Outstanding graduate: Juan Cardenas, John C. Fremont High School

Posted by ELLEN MATSUMOTO MORGAN on 6/3/2019 1:20:00 PM

Headed to University of California, Berkeley and Paying It Forward

 

Juan Cardenas  Juan Cardenas listened as his older sister told him about her experiences as a student attending University of California at Berkeley, where she is a sophomore. The stories encouraged him, as did the thought of choosing a school known for its prestige.

“It’s such an amazing school and one of the top in the world,” he thought, but had no intentions of attending until she was accepted.

 “That really intrigued me.”

Given she’s one of his biggest influences, Juan, who graduates next month as valedictorian from John C. Fremont High School in Los Angeles, was resolved to also attend Berkeley. A strong student, he became even stronger.

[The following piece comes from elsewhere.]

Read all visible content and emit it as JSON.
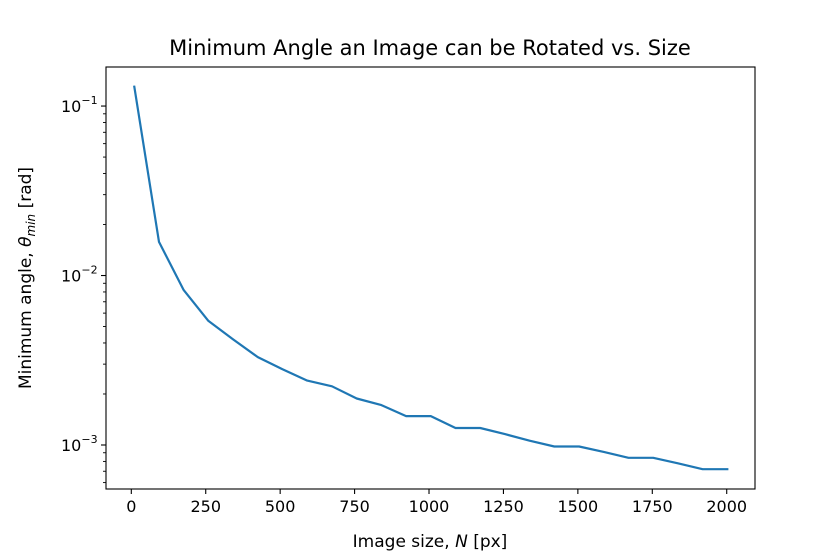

He took advanced science and math courses, and involved himself in more activities, like school government and the National Honor Society, to further burnish his academic credentials.

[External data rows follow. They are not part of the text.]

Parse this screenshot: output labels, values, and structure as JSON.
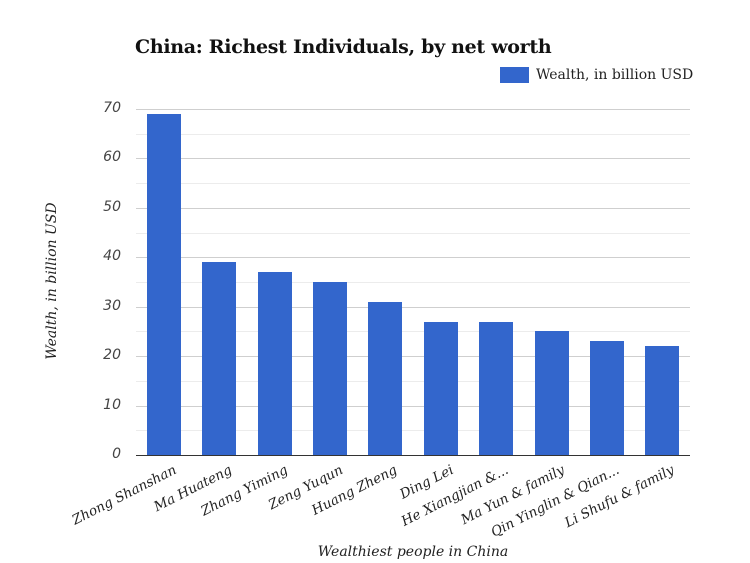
{
  "chart_data": {
    "type": "bar",
    "title": "China: Richest Individuals, by net worth",
    "xlabel": "Wealthiest people in China",
    "ylabel": "Wealth, in billion USD",
    "ylim": [
      0,
      70
    ],
    "yticks": [
      0,
      10,
      20,
      30,
      40,
      50,
      60,
      70
    ],
    "grid": true,
    "legend_position": "top-right",
    "categories": [
      "Zhong Shanshan",
      "Ma Huateng",
      "Zhang Yiming",
      "Zeng Yuqun",
      "Huang Zheng",
      "Ding Lei",
      "He Xiangjian &...",
      "Ma Yun & family",
      "Qin Yinglin & Qian...",
      "Li Shufu & family"
    ],
    "series": [
      {
        "name": "Wealth, in billion USD",
        "color": "#3366cc",
        "values": [
          69,
          39,
          37,
          35,
          31,
          27,
          27,
          25,
          23,
          22
        ]
      }
    ]
  },
  "ui": {
    "legend_label": "Wealth, in billion USD",
    "ytick_labels": [
      "70",
      "60",
      "50",
      "40",
      "30",
      "20",
      "10",
      "0"
    ]
  }
}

Though he applied to other in-state schools, like UC Irvine, UC Riverside and UCLA, nothing motivated him more than Berkeley, which is often cited as the nation’s top public university.

Juan plans to major in engineering at Berkeley. He said he hopes to complete internships, study abroad and find a top employer before finishing his studies there. His academic foundation was built at Fremont High. He describes Fremont as a “melting pot” of cultures and a second home. Typically, he stays at school well-beyond dismissal, participating in student leadership meetings, and finishing homework until about 5 p.m. “Fremont has been an amazing school, a second home,” he said.

At home, he says, there is little for him to do but to help his youngest sister with her studies, which he does. His mother works an overnight shift, and leaves about the time he arrives home from school. He has access to neither cable television nor Internet spending his nights quietly at home.

His father serves as his greatest motivator, whom he visits whenever the family can scrounge up enough money for a rental car. Currently serving a prison sentence about two hours away, Juan says his father’s pride in him drives him to excel in the classroom. “He tells me he’s proud of me, and can’t wait to see me having a degree.” And he determined to do just that.

Juan also plans to spend his career giving back to generations of younger children in his South Los Angeles neighborhood. After finishing college, he plans to start a mentoring program that inspires children to pursue future careers in science, technology, engineering and mathematics, known as STEM. He wants to provide them with afterschool tutoring and to find internships.

In other words, paying forward what he learned over his four years at Fremont is what he has in mind. “The teachers here are welcoming, know their subjects, and communicate with students to attract their attention,” he said. “That makes learning easier for students, and they offer afterschool tutoring, if you don’t understand the material.”